TB: Tem mais casos semelhantes a este em Elvas?

MJV: Infelizmente não é uma situação pontual, cada vez vão aparecendo mais casos destes. Estamos a falar de idades complicadas, (14-15) com crises de identidade e em que nós os pais estamos a trabalhar e muitas vezes não conseguimos detetar a tempo estes sinais.

TB: O que origina uma atitude destas, o fugir de casa?

MJV: Como referi atrás, nestas idades há um conflito de gerações e que não são bem entendidas pelos adolescentes, por sua vez as famílias também sentem dificuldades em comunicar e em falar sobre estas questões e os jovens acabam por se refugiar onde é mais fácil, e muitas vezes este tipo de comportamentos são também formas de chamar a atenção.

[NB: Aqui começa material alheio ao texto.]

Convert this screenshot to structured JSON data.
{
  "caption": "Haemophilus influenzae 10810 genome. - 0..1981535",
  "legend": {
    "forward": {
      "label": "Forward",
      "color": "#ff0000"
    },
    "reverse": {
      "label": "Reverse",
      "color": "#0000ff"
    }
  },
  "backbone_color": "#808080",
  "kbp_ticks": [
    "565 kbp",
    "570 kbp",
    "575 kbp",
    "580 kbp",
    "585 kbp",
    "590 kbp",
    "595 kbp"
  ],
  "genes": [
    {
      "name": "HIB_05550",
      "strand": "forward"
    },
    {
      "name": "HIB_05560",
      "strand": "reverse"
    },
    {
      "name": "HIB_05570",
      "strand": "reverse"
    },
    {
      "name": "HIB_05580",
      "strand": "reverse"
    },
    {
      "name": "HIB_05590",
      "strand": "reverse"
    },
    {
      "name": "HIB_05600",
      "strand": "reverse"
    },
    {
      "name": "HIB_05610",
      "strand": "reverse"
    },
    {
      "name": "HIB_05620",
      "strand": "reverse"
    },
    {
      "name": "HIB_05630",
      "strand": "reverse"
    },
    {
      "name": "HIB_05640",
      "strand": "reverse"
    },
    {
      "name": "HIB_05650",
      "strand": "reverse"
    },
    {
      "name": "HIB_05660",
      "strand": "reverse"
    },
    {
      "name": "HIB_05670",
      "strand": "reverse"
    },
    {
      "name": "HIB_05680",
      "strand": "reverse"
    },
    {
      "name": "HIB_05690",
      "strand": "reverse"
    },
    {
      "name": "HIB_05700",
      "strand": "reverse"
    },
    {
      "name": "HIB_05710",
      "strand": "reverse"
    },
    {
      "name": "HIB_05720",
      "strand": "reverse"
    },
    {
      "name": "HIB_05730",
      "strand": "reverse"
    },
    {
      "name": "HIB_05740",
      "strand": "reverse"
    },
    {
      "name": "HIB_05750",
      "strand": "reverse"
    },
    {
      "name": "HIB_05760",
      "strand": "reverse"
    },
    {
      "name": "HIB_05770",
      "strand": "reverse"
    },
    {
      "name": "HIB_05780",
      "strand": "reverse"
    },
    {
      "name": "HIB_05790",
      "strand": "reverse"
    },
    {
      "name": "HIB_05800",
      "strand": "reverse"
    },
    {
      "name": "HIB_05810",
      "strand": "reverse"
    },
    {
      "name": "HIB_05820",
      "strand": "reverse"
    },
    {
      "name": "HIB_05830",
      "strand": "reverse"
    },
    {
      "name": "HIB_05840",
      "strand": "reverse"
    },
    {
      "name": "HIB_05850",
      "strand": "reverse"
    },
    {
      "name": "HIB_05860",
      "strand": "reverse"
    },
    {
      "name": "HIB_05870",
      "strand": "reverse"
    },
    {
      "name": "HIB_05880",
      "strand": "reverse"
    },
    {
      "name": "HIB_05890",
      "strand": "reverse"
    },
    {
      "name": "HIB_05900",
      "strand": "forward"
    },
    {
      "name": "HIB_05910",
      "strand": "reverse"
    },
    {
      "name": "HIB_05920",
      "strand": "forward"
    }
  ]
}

TB: Alguma recomendação para os pais?

MJV: Que estejam próximos, que estejam atentos, especialmente aos seus pedidos de socorro, porque os jovens pedem muitas vezes ajuda, e não é fácil para eles esta transição de idades. Os adultos muitas vezes é que não estão atentos e não nos apercebemos desses pedidos de ajuda. Percebam qual é o seu circuito escolar, qual é o seu dia-a-dia, os seus horários, estejam próximos dos computadores que eles usam e das páginas que visitam.